March 26, 2005
Defensive Charts
The Easter Bunny arrived a day early for me, and instead of colorful eggs I received colorful charts representing each fielder's probabilistic model of range. For each player, there's a se of graphs with a black line for actual outs, a yellow line for predicted out, a red line for the difference between the two, and blue lines representing the best and worst values for those data points by qualifying players.
I want to thank and congratulate Dave Stasiuk for his hard work and excellent programming skills in creating these web pages. Thanks to to Studes for many mock ups and helpful suggestions. I'm having a great time looking at these graphs, and I hope you do also.
Go here to see a list of players. Then click on the name, and you'll get complete charts for every position played by that fielder, one for each batted ball type. Enjoy!
Please feel free to use the comments to suggest any improvements.
Update (7:00 AM EST March 27, 2005): David Stasiuk explains the blue lines:
It's +/- 1 standard deviation from the average AO/BIP for each vector by position by BIP type, as weighted by the number of balls in play for each player...so, for example, a shortstop who played one game, and had one ball hit to him and made it for 1.0 AO/BIP would only have one record at 1.0 in calculating the standard deviation, whereas a shortstop who played every game and had 0.93 AO/BIP in 200 BIP to the same vector over the course of the season would have 200 records at 0.93 in calculating the standard deviation.
This gave me a solid +/- for every position for every vector...it isn't a min/max so much as it is a standard range of performance. Basically, if a regular player is either over or under that range endpoint, you know that they're either really good or really bad for that particular BIP type and vector.

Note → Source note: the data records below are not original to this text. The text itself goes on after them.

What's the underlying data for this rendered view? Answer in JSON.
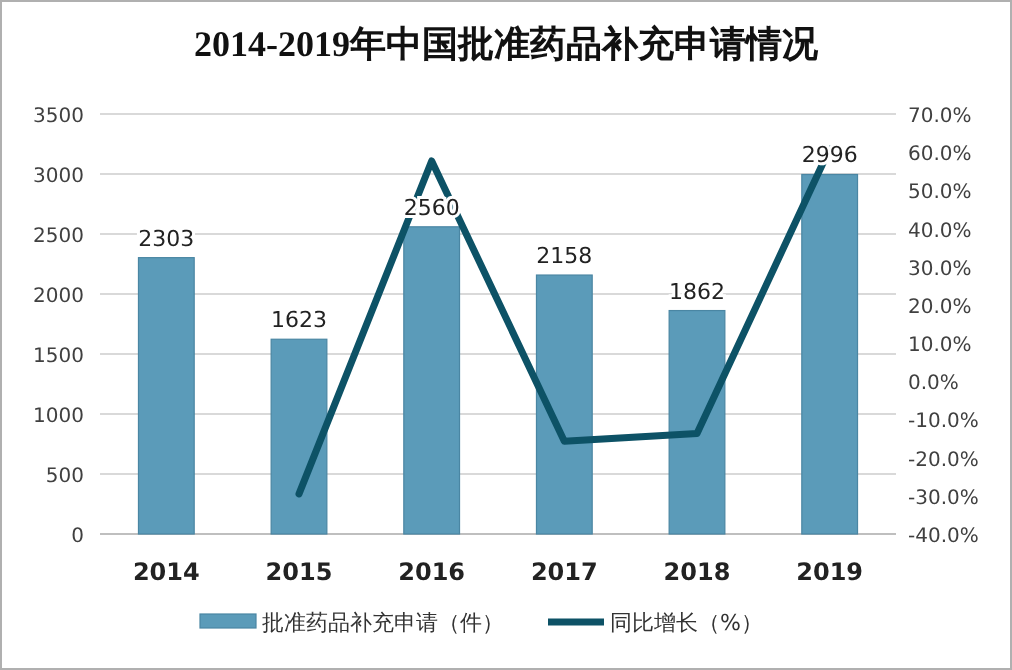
{
  "chart_data": {
    "type": "bar",
    "title": "2014-2019年中国批准药品补充申请情况",
    "categories": [
      "2014",
      "2015",
      "2016",
      "2017",
      "2018",
      "2019"
    ],
    "series": [
      {
        "name": "批准药品补充申请（件）",
        "color": "#5b9bb9",
        "values": [
          2303,
          1623,
          2560,
          2158,
          1862,
          2996
        ],
        "value_labels": [
          "2303",
          "1623",
          "2560",
          "2158",
          "1862",
          "2996"
        ]
      },
      {
        "name": "同比增长（%）",
        "type": "line",
        "axis": "y2",
        "color": "#0d5266",
        "values": [
          null,
          -29.5,
          57.7,
          -15.7,
          -13.7,
          60.9
        ]
      }
    ],
    "ylim": [
      0,
      3500
    ],
    "yticks": [
      0,
      500,
      1000,
      1500,
      2000,
      2500,
      3000,
      3500
    ],
    "y2lim": [
      -40,
      70
    ],
    "y2ticks": [
      {
        "value": -40,
        "label": "-40.0%"
      },
      {
        "value": -30,
        "label": "-30.0%"
      },
      {
        "value": -20,
        "label": "-20.0%"
      },
      {
        "value": -10,
        "label": "-10.0%"
      },
      {
        "value": 0,
        "label": "0.0%"
      },
      {
        "value": 10,
        "label": "10.0%"
      },
      {
        "value": 20,
        "label": "20.0%"
      },
      {
        "value": 30,
        "label": "30.0%"
      },
      {
        "value": 40,
        "label": "40.0%"
      },
      {
        "value": 50,
        "label": "50.0%"
      },
      {
        "value": 60,
        "label": "60.0%"
      },
      {
        "value": 70,
        "label": "70.0%"
      }
    ],
    "grid": "y",
    "legend": "bottom"
  }
}
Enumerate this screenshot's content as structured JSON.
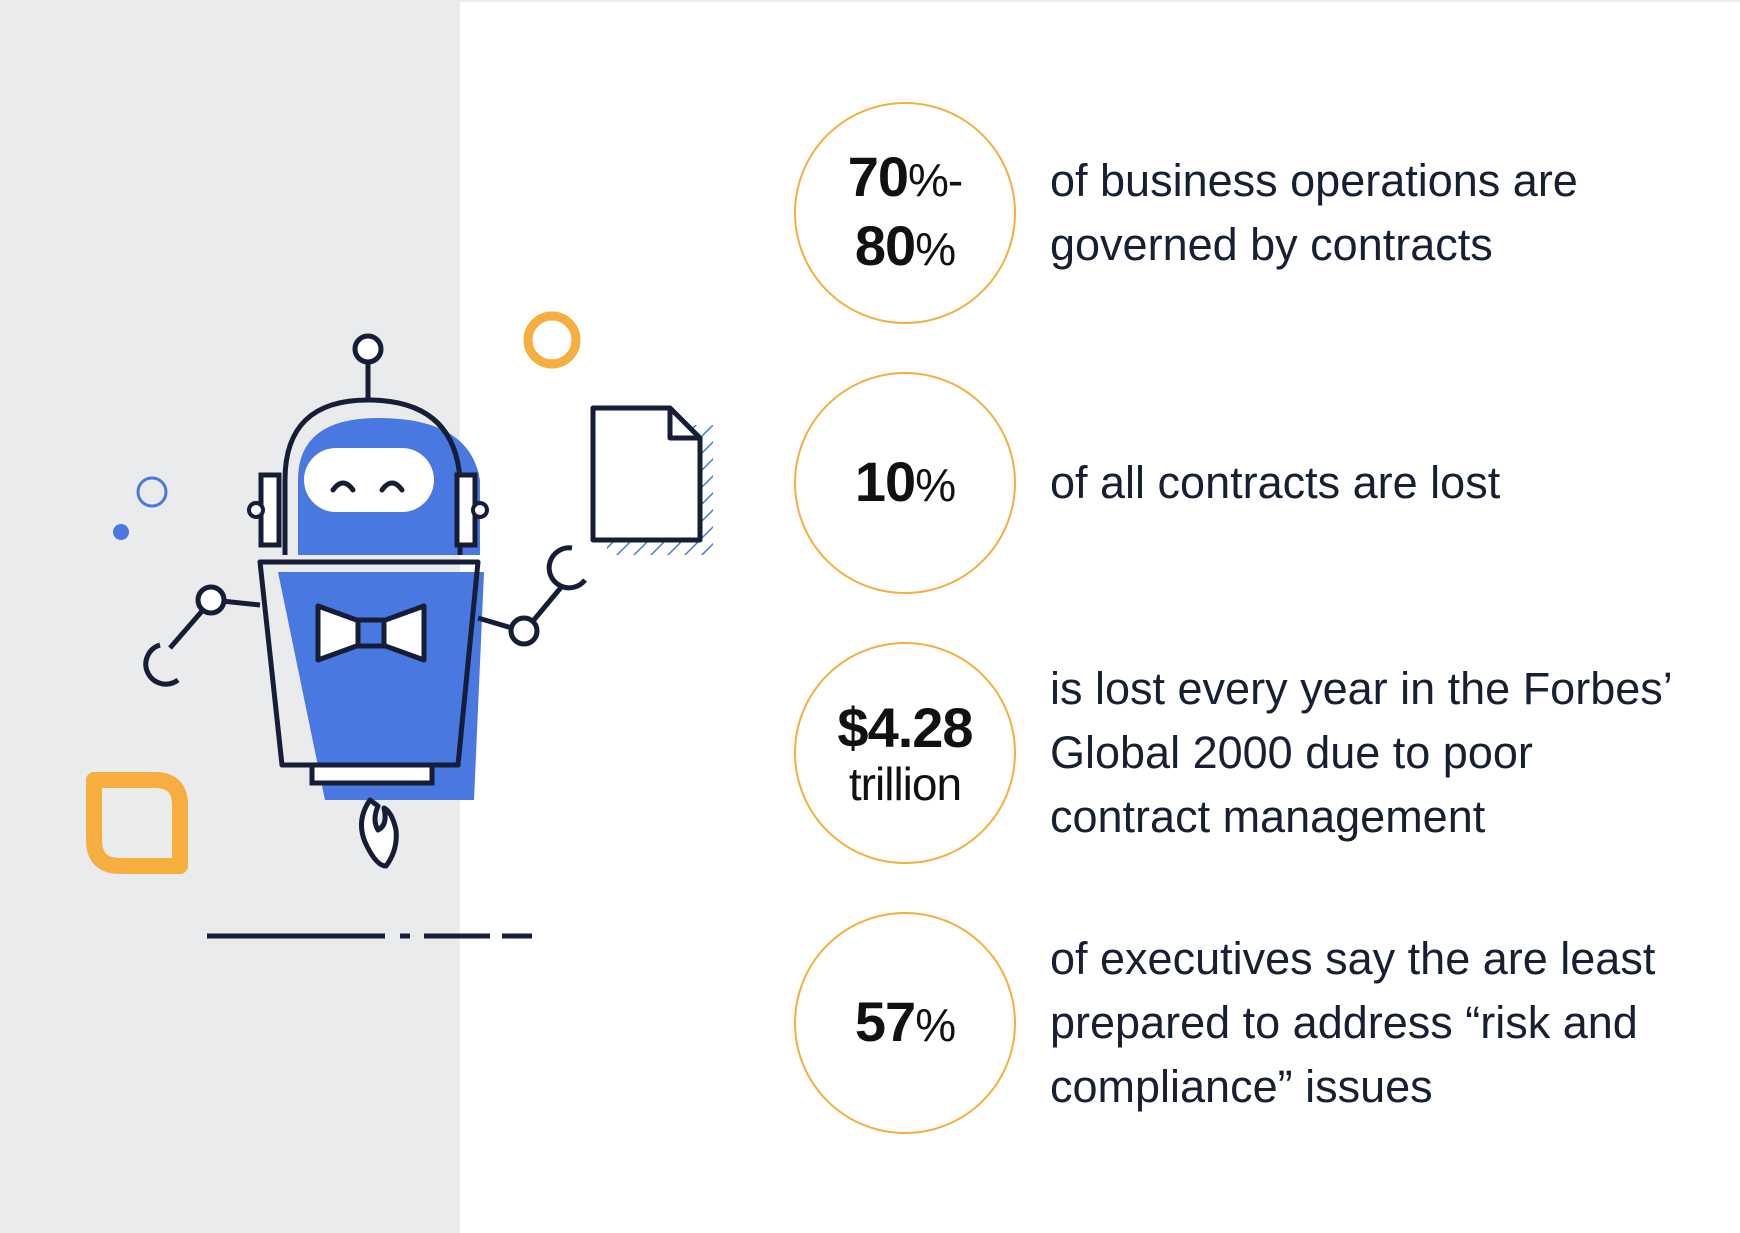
{
  "colors": {
    "panel": "#eaebed",
    "accent_orange": "#f5ae3f",
    "robot_blue": "#4878e0",
    "outline_navy": "#151e36"
  },
  "illustration": {
    "subject": "robot-with-document-icon"
  },
  "stats": [
    {
      "value_line1": "70",
      "pct_line1": "%-",
      "value_line2": "80",
      "pct_line2": "%",
      "description": "of business operations are governed by contracts"
    },
    {
      "value": "10",
      "pct": "%",
      "description": "of all contracts are lost"
    },
    {
      "value": "$4.28",
      "unit": "trillion",
      "description": "is lost every year in the Forbes’ Global 2000 due to poor contract management"
    },
    {
      "value": "57",
      "pct": "%",
      "description": "of executives say the are least prepared to address “risk and compliance” issues"
    }
  ]
}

Baseball Musings is holding a pledge drive during March. Click here for details.
Posted by David Pinto at
09:56 PM
|
Defense
|
TrackBack (1)
Couple questions: 1) How is the predicted out arrived at? In other words, in the fairly random sport of baseball, how can you accurately predict how many outs per vector a player will get? Corrispondingly, wouldn't a line showing actual vs. league average be more helpful? And 2) How can a player have a datapoint higher (or lower) than the numbers for best and worst. I understand it might be a qualifying issue, but how can a player who starts almost everyday have a qualifying issue?
Patrick.
Amazing David. Excellent work!
Are you going to sell player sponsorships?
Hey, good work! Out charts for pitchers are what I wanted to see, to be able to compare two good hitting pitchers like Carlos Zambrano and Jason Jennings.

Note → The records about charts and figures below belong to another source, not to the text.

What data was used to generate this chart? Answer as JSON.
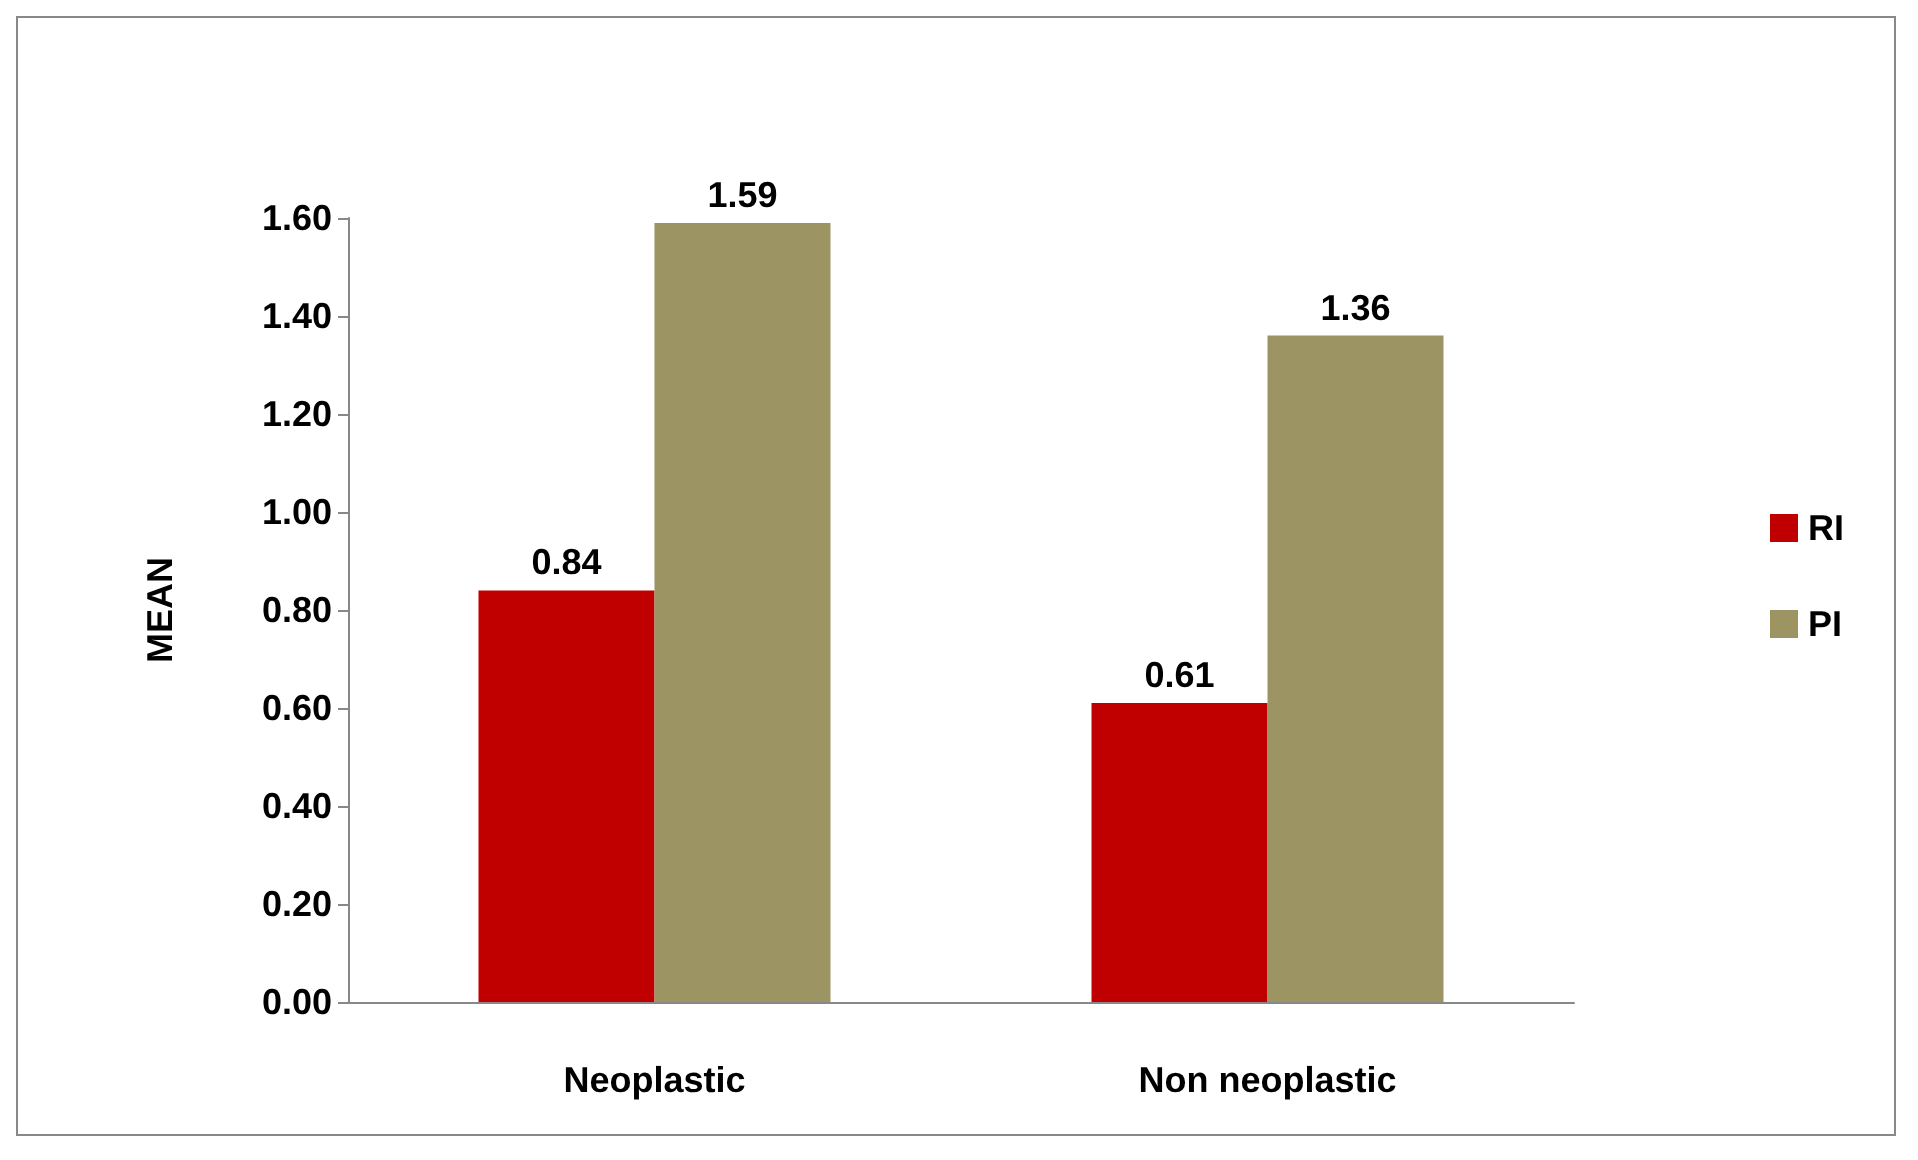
{
  "chart_data": {
    "type": "bar",
    "ylabel": "MEAN",
    "categories": [
      "Neoplastic",
      "Non neoplastic"
    ],
    "series": [
      {
        "name": "RI",
        "color": "#c00000",
        "values": [
          0.84,
          0.61
        ]
      },
      {
        "name": "PI",
        "color": "#9c9462",
        "values": [
          1.59,
          1.36
        ]
      }
    ],
    "ylim": [
      0,
      1.6
    ],
    "yticks": [
      {
        "value": 0,
        "label": "0.00"
      },
      {
        "value": 0.2,
        "label": "0.20"
      },
      {
        "value": 0.4,
        "label": "0.40"
      },
      {
        "value": 0.6,
        "label": "0.60"
      },
      {
        "value": 0.8,
        "label": "0.80"
      },
      {
        "value": 1,
        "label": "1.00"
      },
      {
        "value": 1.2,
        "label": "1.20"
      },
      {
        "value": 1.4,
        "label": "1.40"
      },
      {
        "value": 1.6,
        "label": "1.60"
      }
    ],
    "data_labels": true,
    "legend": "right",
    "grid": false
  }
}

Very, very interesting and provocative work.
One thing I think really needs to be on these graphs is the sample size. A simple n=# in one corner would be fine. I know the SD bars are giving us the necessary information about your confidence intervals, but the raw number would be helpful when discussing the charts with laymen.
Great work guys. Thanks a ton.
Am I correct in assuming that the graph moves from left to right in the same manner that the different vectors move for each position? In other words, does the far left AO and PO point correspond with the farthest left vector on the field for that position (ie. for a leftfielder, the leftfield foul line)?
David, I'm a bit worried about your +/- 1 standard deviation bars. Look at Alexis Rios' page:
http://pages.map.com/pinto/charts/20902004.htm
In one case, the error bars don't appear to include the datum point. This is unlikely to be correct.
When the sample size is small (if the expected number of outs at each point in the vector is less than about 10, and possibly when it's less than 30) the normal approximation to the binomial distribution is inaccurate, and these standard deviation bars are misleading. It would be better to give genuine 90% confidence intervals, or something like that, and not to use the normal approximation.
But my guess is that this would just illustrate that almost no player has enough play data to be statistically significantly different from the mean. i.e. insufficient data here to conclude much. Could you comment on that?
Amazing!
Check out Greg Maddux, compared and contrasted to Kenny Rogers... Tray Glaus vs Scott Rolen... I've said it before, but the amazing thing about these is that the graphs look like the actual performance of the players one sees on the field..
I'd still like to know whether the "predicteds" should be thought of in general as "average performer" or "replacement performer?" Or something else?
This is a terrific resource, even before any tweaking-- just to have a place to go for a general idea if you have cause to wonder about the defense of a guy you've never seen play...
Jay, that is a correct assumption.
Andrew, thanks for the suggestion.
John,
Predicted outs is an average. It's the expected DER on that vector based on the parameters of the ball in play.
Excellent job! Perhaps I'm inferring too much from the info, but when I look at what the charts, is it safe to infer that:
a) a player who exceeds expectations, particularly on line drives (where there is less time to react) benefitted some from positioning?
b) an outfielder that performs under expectations on line drives but average or better on flyballs suffers from diminished range? Let's call it the Reggie Sanders' effect....
Look at Jeter and A-Rod on fly balls down the third base-line. Is there any addjustment for descretionary fly balls?
These are amazing.
Look at Ichiro's numbers. He's pretty good on line drives across the board. On fly balls, however, he's great towards center field, then gets progressively worse as he goes to the right field line (with some wackiness going on in foul territory.)
Now look at Randy Winn. He's average on fly balls hit right to him, but sucks going to either side.
So it seems to me that Ichiro has to position himself closer to centerfield to cover for Winn, which leaves far right field more vulnerable.
Excellent job! Perhaps I'm inferring too much from the info, but when I look at what the charts, is it safe to infer that:
a) a player who exceeds expectations, particularly on line drives (where there is less time to react) benefitted some from positioning?
b) an outfielder that performs under expectations on line drives but average or better on flyballs suffers from diminished range? Let's call it the Reggie Sanders' effect....